Neo-nOMAdic – MPavilion

Work It

Queen Victoria Gardens, Melbourne
Event / Co-working
Penny Lane

Earlier this year we (together with Relative) occupied OMA’s brilliant flexible amphitheatrical design for the 2017/18 MPavilion. The principles behind it – line-blurring of inside and out; dynamic potential for interaction; creation of “something that injects intensity into a city and contributes to an ever-evolving culture” – ring as true for contemporary architecture as they are reflective of the current energetic shift away from traditional work environments.

Responding to these principles, the event we held there, neo-nOMAdic: Experimenting with the Future of Work, was in part intended as a challenge to those traditional work environments. Instead, it played out as a joyful investigation. We revelled in the uptake that our fellow co-workers for the day showed. It didn’t matter so much what people were working on, but where and how they were doing it. From their feet up in the air at morning yoga, to furious typing and keenly pricked ears at our speaker series, we really understood and felt what the ‘co–’ in some of our favourite words means: “with others”.

It seems that at the core of changing work practices, which might range from flexible hours, and incorporating a more fluid balance of recreation and non-work activity into those hours, to location and technology-based innovations, is something truly human.

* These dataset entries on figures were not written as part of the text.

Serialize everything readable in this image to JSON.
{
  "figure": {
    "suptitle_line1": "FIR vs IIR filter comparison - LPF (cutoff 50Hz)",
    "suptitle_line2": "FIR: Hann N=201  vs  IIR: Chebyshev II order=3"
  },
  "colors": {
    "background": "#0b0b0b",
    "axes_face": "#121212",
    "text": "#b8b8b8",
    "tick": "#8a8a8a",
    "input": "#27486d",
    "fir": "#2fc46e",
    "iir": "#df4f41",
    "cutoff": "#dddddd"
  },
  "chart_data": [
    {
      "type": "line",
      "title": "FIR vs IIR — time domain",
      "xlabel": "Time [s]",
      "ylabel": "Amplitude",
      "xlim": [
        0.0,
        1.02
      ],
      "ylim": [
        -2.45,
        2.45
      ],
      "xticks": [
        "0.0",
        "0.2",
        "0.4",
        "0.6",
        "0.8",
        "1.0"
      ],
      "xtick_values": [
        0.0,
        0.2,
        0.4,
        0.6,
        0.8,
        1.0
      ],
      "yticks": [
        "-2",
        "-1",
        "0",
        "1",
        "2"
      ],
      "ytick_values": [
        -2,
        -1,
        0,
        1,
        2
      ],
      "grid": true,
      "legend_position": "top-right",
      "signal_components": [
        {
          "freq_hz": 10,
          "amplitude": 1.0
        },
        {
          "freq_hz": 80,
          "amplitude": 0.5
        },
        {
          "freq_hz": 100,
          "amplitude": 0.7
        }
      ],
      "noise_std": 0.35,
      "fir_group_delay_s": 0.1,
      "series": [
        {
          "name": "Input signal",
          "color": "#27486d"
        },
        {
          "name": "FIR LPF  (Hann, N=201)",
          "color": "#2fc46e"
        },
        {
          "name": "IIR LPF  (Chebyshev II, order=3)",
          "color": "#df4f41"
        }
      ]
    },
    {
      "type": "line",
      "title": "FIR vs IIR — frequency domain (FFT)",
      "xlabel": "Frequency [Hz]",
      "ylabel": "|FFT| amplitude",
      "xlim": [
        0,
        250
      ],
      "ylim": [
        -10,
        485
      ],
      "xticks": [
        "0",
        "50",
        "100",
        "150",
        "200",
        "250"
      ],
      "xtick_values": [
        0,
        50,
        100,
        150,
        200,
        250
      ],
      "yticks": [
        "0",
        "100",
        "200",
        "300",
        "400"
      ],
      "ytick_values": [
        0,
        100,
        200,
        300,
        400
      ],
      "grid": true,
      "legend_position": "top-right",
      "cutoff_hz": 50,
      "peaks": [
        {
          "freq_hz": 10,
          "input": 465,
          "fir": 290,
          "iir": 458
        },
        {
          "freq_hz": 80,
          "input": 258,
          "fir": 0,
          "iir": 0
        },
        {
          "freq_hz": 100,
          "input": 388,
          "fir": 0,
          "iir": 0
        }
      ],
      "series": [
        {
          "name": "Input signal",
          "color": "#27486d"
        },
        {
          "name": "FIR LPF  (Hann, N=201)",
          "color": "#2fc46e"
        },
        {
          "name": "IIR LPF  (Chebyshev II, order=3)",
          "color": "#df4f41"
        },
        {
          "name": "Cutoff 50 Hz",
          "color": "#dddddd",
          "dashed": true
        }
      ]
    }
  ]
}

Perhaps the success of a co-working space, or the achievement of satisfaction in one’s livelihood, simply comes down to the unique social energy that’s generated by the community in which it takes place.

In 2015 the Harvard Business Review reported research findings that people in co-working collectives have significantly higher levels of “thriving” than employees in regular offices. Tell us something we don’t know, says the freelance laptopping assemblage. Many of us remain sequestered in spaces dedicated only to our business and our industries. But co-workers see their work as more meaningful: they connect with each other to socialise, trade skills and cross-pollinate. They have more job control, by balancing flexible work hours with the right amount of structure and discipline that’s created by the natural order of a community.

Aside from co-working spaces, there’s a strong argument for taking work into other environments. Another thing that freelancers (and café owners!) know a thing or two about, and it’s the reason why office workers might seek out a park bench or the shade of a tree at lunchtime. In practical celebration of work-on-the-move, wherever one sees fit, we developed a prototype for a portable knee-top desk. It’s a work in progress, but thanks to our sponsors on the day – Muji, CAPI and Interstudio – and enthusiastic participants, we’re inspired to keep the idea in our back pocket, so that we might one day be working in fresh air and wearing them on our lap.